場所によって住む生物も多少変わってくるようで、より生存競争に特化した特徴を持つ動物達が増えた気がする。
土地が豊かな場所と違い、ここら一帯の草木は全体的に背が低いように思う。
しかしそれらに適応するように、体を保護色に変え獲物を狩る動物や、反対に危険を察知しやすいように眼球を肥大化させた動物、首が異様に長い動物達が見え始めた。
なぜそこまでしてこの住みにくそうな土地で暮らすのかは謎だが、まぁ彼らにも理由があるのだろう。
そんな殺伐とした中、周囲の動物達に目もくれずに大地を踏みしめ突き進む、数十羽の集団がいた。
N2が命名したグラウンドバードという鳥は、多い時は一日200キロメートルも群れで移動する非常に強靭な足を持つ鳥だ。
そう、俺達を運んでくれているグレがその種の鳥に該当する。
普段見慣れている鳥でも、あれだけ集まって爆走する様はまさに圧巻だ。
集団を遠目に見ながら、おうおう、やってんねえ、とラズ。
幸か不幸か、今目にしている群れはグレが所属していた群れとは別のものらしい。
そういえば、初めてグレを紹介されたとき、ラズはスカウトしたって言ってたっけ?
「なぁラズ。お前、どうやってグレを連れてきたんだ?」
そう俺が問うと、ラズはすくっと立ち上がり、よくぞ聞いてくれたとでも言うように咳払いをしながら話し始めた。

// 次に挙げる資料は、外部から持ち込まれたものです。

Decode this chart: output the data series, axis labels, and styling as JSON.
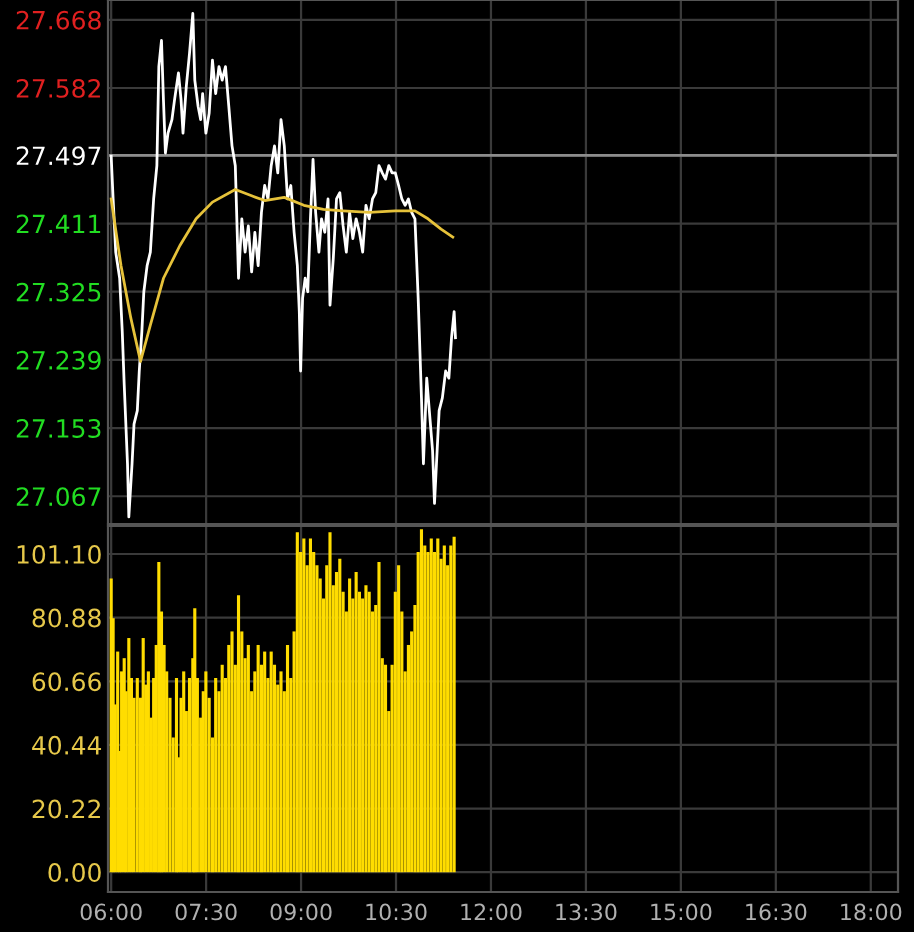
{
  "chart_data": [
    {
      "type": "line",
      "tick_labels": "y",
      "grid": true,
      "xlim": [
        5.95,
        18.43
      ],
      "ylim": [
        27.032,
        27.693
      ],
      "yticks": [
        27.067,
        27.153,
        27.239,
        27.325,
        27.411,
        27.497,
        27.582,
        27.668
      ],
      "xticks": [
        {
          "value": 6,
          "label": null
        },
        {
          "value": 7.5,
          "label": null
        },
        {
          "value": 9,
          "label": null
        },
        {
          "value": 10.5,
          "label": null
        },
        {
          "value": 12,
          "label": null
        },
        {
          "value": 13.5,
          "label": null
        },
        {
          "value": 15,
          "label": null
        },
        {
          "value": 16.5,
          "label": null
        },
        {
          "value": 18,
          "label": null
        }
      ],
      "ref_lines": [
        {
          "axis": "y",
          "value": 27.497,
          "label": null,
          "color": "#8c8c8c"
        }
      ],
      "series": [
        {
          "color": "#ffffff",
          "x": [
            6.0,
            6.031,
            6.072,
            6.134,
            6.175,
            6.206,
            6.258,
            6.279,
            6.33,
            6.361,
            6.413,
            6.444,
            6.485,
            6.516,
            6.568,
            6.619,
            6.671,
            6.722,
            6.753,
            6.795,
            6.826,
            6.857,
            6.898,
            6.96,
            7.001,
            7.063,
            7.104,
            7.135,
            7.187,
            7.238,
            7.29,
            7.321,
            7.373,
            7.414,
            7.445,
            7.496,
            7.548,
            7.6,
            7.651,
            7.703,
            7.754,
            7.806,
            7.858,
            7.909,
            7.961,
            8.012,
            8.064,
            8.116,
            8.167,
            8.219,
            8.27,
            8.322,
            8.374,
            8.425,
            8.477,
            8.528,
            8.58,
            8.632,
            8.683,
            8.735,
            8.786,
            8.838,
            8.89,
            8.941,
            8.972,
            8.993,
            9.024,
            9.065,
            9.106,
            9.148,
            9.189,
            9.23,
            9.282,
            9.323,
            9.375,
            9.426,
            9.457,
            9.509,
            9.56,
            9.612,
            9.664,
            9.715,
            9.767,
            9.818,
            9.87,
            9.922,
            9.973,
            10.025,
            10.076,
            10.128,
            10.18,
            10.231,
            10.283,
            10.334,
            10.386,
            10.438,
            10.489,
            10.541,
            10.592,
            10.644,
            10.696,
            10.747,
            10.799,
            10.85,
            10.902,
            10.933,
            10.985,
            11.026,
            11.077,
            11.108,
            11.139,
            11.181,
            11.232,
            11.284,
            11.335,
            11.377,
            11.418,
            11.439
          ],
          "values": [
            27.496,
            27.442,
            27.375,
            27.342,
            27.275,
            27.208,
            27.108,
            27.041,
            27.108,
            27.158,
            27.175,
            27.225,
            27.275,
            27.325,
            27.358,
            27.375,
            27.442,
            27.484,
            27.609,
            27.642,
            27.567,
            27.5,
            27.525,
            27.542,
            27.567,
            27.601,
            27.567,
            27.525,
            27.584,
            27.626,
            27.676,
            27.592,
            27.559,
            27.542,
            27.575,
            27.525,
            27.55,
            27.617,
            27.575,
            27.609,
            27.592,
            27.609,
            27.559,
            27.509,
            27.484,
            27.342,
            27.417,
            27.375,
            27.408,
            27.35,
            27.4,
            27.358,
            27.425,
            27.459,
            27.442,
            27.484,
            27.509,
            27.475,
            27.542,
            27.509,
            27.442,
            27.459,
            27.4,
            27.358,
            27.3,
            27.225,
            27.317,
            27.342,
            27.325,
            27.417,
            27.492,
            27.425,
            27.375,
            27.417,
            27.4,
            27.442,
            27.308,
            27.367,
            27.442,
            27.45,
            27.408,
            27.375,
            27.425,
            27.392,
            27.417,
            27.4,
            27.375,
            27.434,
            27.417,
            27.442,
            27.45,
            27.484,
            27.475,
            27.467,
            27.484,
            27.475,
            27.475,
            27.459,
            27.442,
            27.434,
            27.442,
            27.425,
            27.417,
            27.317,
            27.191,
            27.108,
            27.216,
            27.175,
            27.125,
            27.058,
            27.108,
            27.175,
            27.191,
            27.225,
            27.216,
            27.267,
            27.3,
            27.267
          ]
        },
        {
          "color": "#e6c23a",
          "x": [
            6.0,
            6.155,
            6.31,
            6.464,
            6.619,
            6.826,
            7.084,
            7.342,
            7.6,
            7.961,
            8.219,
            8.425,
            8.735,
            9.044,
            9.354,
            9.664,
            10.076,
            10.489,
            10.799,
            11.005,
            11.212,
            11.397
          ],
          "values": [
            27.442,
            27.358,
            27.292,
            27.237,
            27.283,
            27.342,
            27.383,
            27.417,
            27.438,
            27.454,
            27.446,
            27.44,
            27.444,
            27.434,
            27.429,
            27.427,
            27.425,
            27.427,
            27.427,
            27.417,
            27.404,
            27.394
          ]
        }
      ]
    },
    {
      "type": "bar",
      "grid": true,
      "xlim": [
        5.95,
        18.43
      ],
      "ylim": [
        -6.3,
        110
      ],
      "yticks": [
        {
          "value": 0,
          "label": "0.00"
        },
        20.22,
        40.44,
        60.66,
        80.88,
        {
          "value": 101.1,
          "label": "101.10"
        }
      ],
      "xticks": [
        {
          "value": 6,
          "label": "06:00"
        },
        {
          "value": 7.5,
          "label": "07:30"
        },
        {
          "value": 9,
          "label": "09:00"
        },
        {
          "value": 10.5,
          "label": "10:30"
        },
        {
          "value": 12,
          "label": "12:00"
        },
        {
          "value": 13.5,
          "label": "13:30"
        },
        {
          "value": 15,
          "label": "15:00"
        },
        {
          "value": 16.5,
          "label": "16:30"
        },
        {
          "value": 18,
          "label": "18:00"
        }
      ],
      "series": [
        {
          "color": "#ffdd00",
          "x": [
            6.0,
            6.031,
            6.062,
            6.103,
            6.134,
            6.165,
            6.206,
            6.237,
            6.279,
            6.32,
            6.361,
            6.413,
            6.464,
            6.506,
            6.547,
            6.588,
            6.63,
            6.671,
            6.712,
            6.753,
            6.795,
            6.836,
            6.877,
            6.929,
            6.98,
            7.032,
            7.063,
            7.104,
            7.146,
            7.187,
            7.238,
            7.29,
            7.321,
            7.362,
            7.414,
            7.455,
            7.496,
            7.548,
            7.6,
            7.651,
            7.703,
            7.754,
            7.806,
            7.858,
            7.909,
            7.961,
            8.012,
            8.064,
            8.116,
            8.167,
            8.219,
            8.27,
            8.322,
            8.374,
            8.425,
            8.477,
            8.528,
            8.58,
            8.632,
            8.683,
            8.735,
            8.786,
            8.838,
            8.89,
            8.941,
            8.993,
            9.044,
            9.096,
            9.148,
            9.199,
            9.251,
            9.302,
            9.354,
            9.406,
            9.457,
            9.509,
            9.56,
            9.612,
            9.664,
            9.715,
            9.767,
            9.818,
            9.87,
            9.922,
            9.973,
            10.025,
            10.076,
            10.128,
            10.18,
            10.231,
            10.283,
            10.334,
            10.386,
            10.438,
            10.489,
            10.541,
            10.592,
            10.644,
            10.696,
            10.747,
            10.799,
            10.85,
            10.902,
            10.954,
            11.005,
            11.057,
            11.108,
            11.16,
            11.212,
            11.263,
            11.315,
            11.366,
            11.418
          ],
          "values": [
            93.3,
            80.7,
            53.3,
            70.1,
            38.5,
            63.8,
            68.0,
            57.5,
            74.4,
            61.7,
            55.4,
            61.7,
            55.4,
            74.4,
            59.6,
            63.8,
            49.1,
            61.7,
            72.2,
            98.6,
            82.8,
            72.2,
            63.8,
            55.4,
            42.8,
            61.7,
            36.5,
            55.4,
            63.8,
            51.2,
            61.7,
            68.0,
            83.9,
            61.7,
            49.1,
            57.5,
            63.8,
            55.4,
            42.8,
            61.7,
            57.5,
            65.9,
            61.7,
            72.2,
            76.5,
            65.9,
            88.0,
            76.5,
            68.0,
            72.2,
            57.5,
            63.8,
            72.2,
            65.9,
            70.1,
            61.7,
            70.1,
            65.9,
            59.6,
            63.8,
            57.5,
            72.2,
            61.7,
            76.5,
            108.0,
            101.7,
            106.0,
            97.5,
            106.0,
            101.7,
            97.5,
            93.3,
            87.0,
            97.5,
            108.0,
            91.2,
            95.4,
            99.6,
            89.1,
            82.8,
            93.3,
            87.0,
            95.4,
            89.1,
            87.0,
            91.2,
            89.1,
            82.8,
            84.9,
            98.6,
            68.0,
            65.9,
            51.2,
            65.9,
            89.1,
            97.5,
            82.8,
            63.8,
            72.2,
            76.5,
            84.9,
            101.7,
            109.0,
            103.8,
            101.7,
            106.0,
            101.7,
            106.0,
            99.6,
            103.8,
            97.5,
            103.8,
            106.6
          ]
        }
      ]
    }
  ]
}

「アタシがこいつの群れに決闘を申し込んだのさ。42.195キロの徒競走、アタシが勝ったら群れから1羽貸してくれってな」
「途方もねえなおい、そんなんじゃねえだろフルマラソンって。まあ、ラズなら余裕で勝ったんだろうけど、それで、はい分かりましたって付いて来るもんなのか?」
「ここにいるよりもっとおもしれえもん見せてやるよ、って言ったら二つ返事でOKくれたぜ。しかも5羽」
「増えてるしッ! 好奇心旺盛かッ! じゃあ残りの4羽は群れに戻ったのか? さぞ居心地悪いだろうな……」
「いや、全部断った。もっと足腰がいいのが他にいたからな」
「鬼かお前はッ!! そんな軽い冗談みたいなノリで群れを乱してんじゃねえよ!」
「まったく、厳しい世の中になっちまったぜ……」
俺はお前の行動に言ってんだ!!
じゃあなんだ、グレは結局無理矢理連れてこられたのか……。
別に乗せてもらって当たり前なんて思っちゃいないが、グレに対し途端に申し訳なくなってきた。
「ラズ……今度から俺もグレの羽繕い手伝っていいか?」
「おう! 喜ぶと思うぜ!」
そんなやり取りを横目に、N2がカブト虫を見ながら呟く。
「羽繕い……クヌギもして欲しいのかな? ……そんな気がする、そんな気がしてきたっ」
そう言うと、荷物からガサゴソと小さな布切れを出し、カブト虫を丁寧に拭き始める。
布の柄からして俺の服の切れ端のような気がしてきたが……まぁ、いいか。
俺が知らない皆の一面が少しずつ見えたような、そんな一日だった。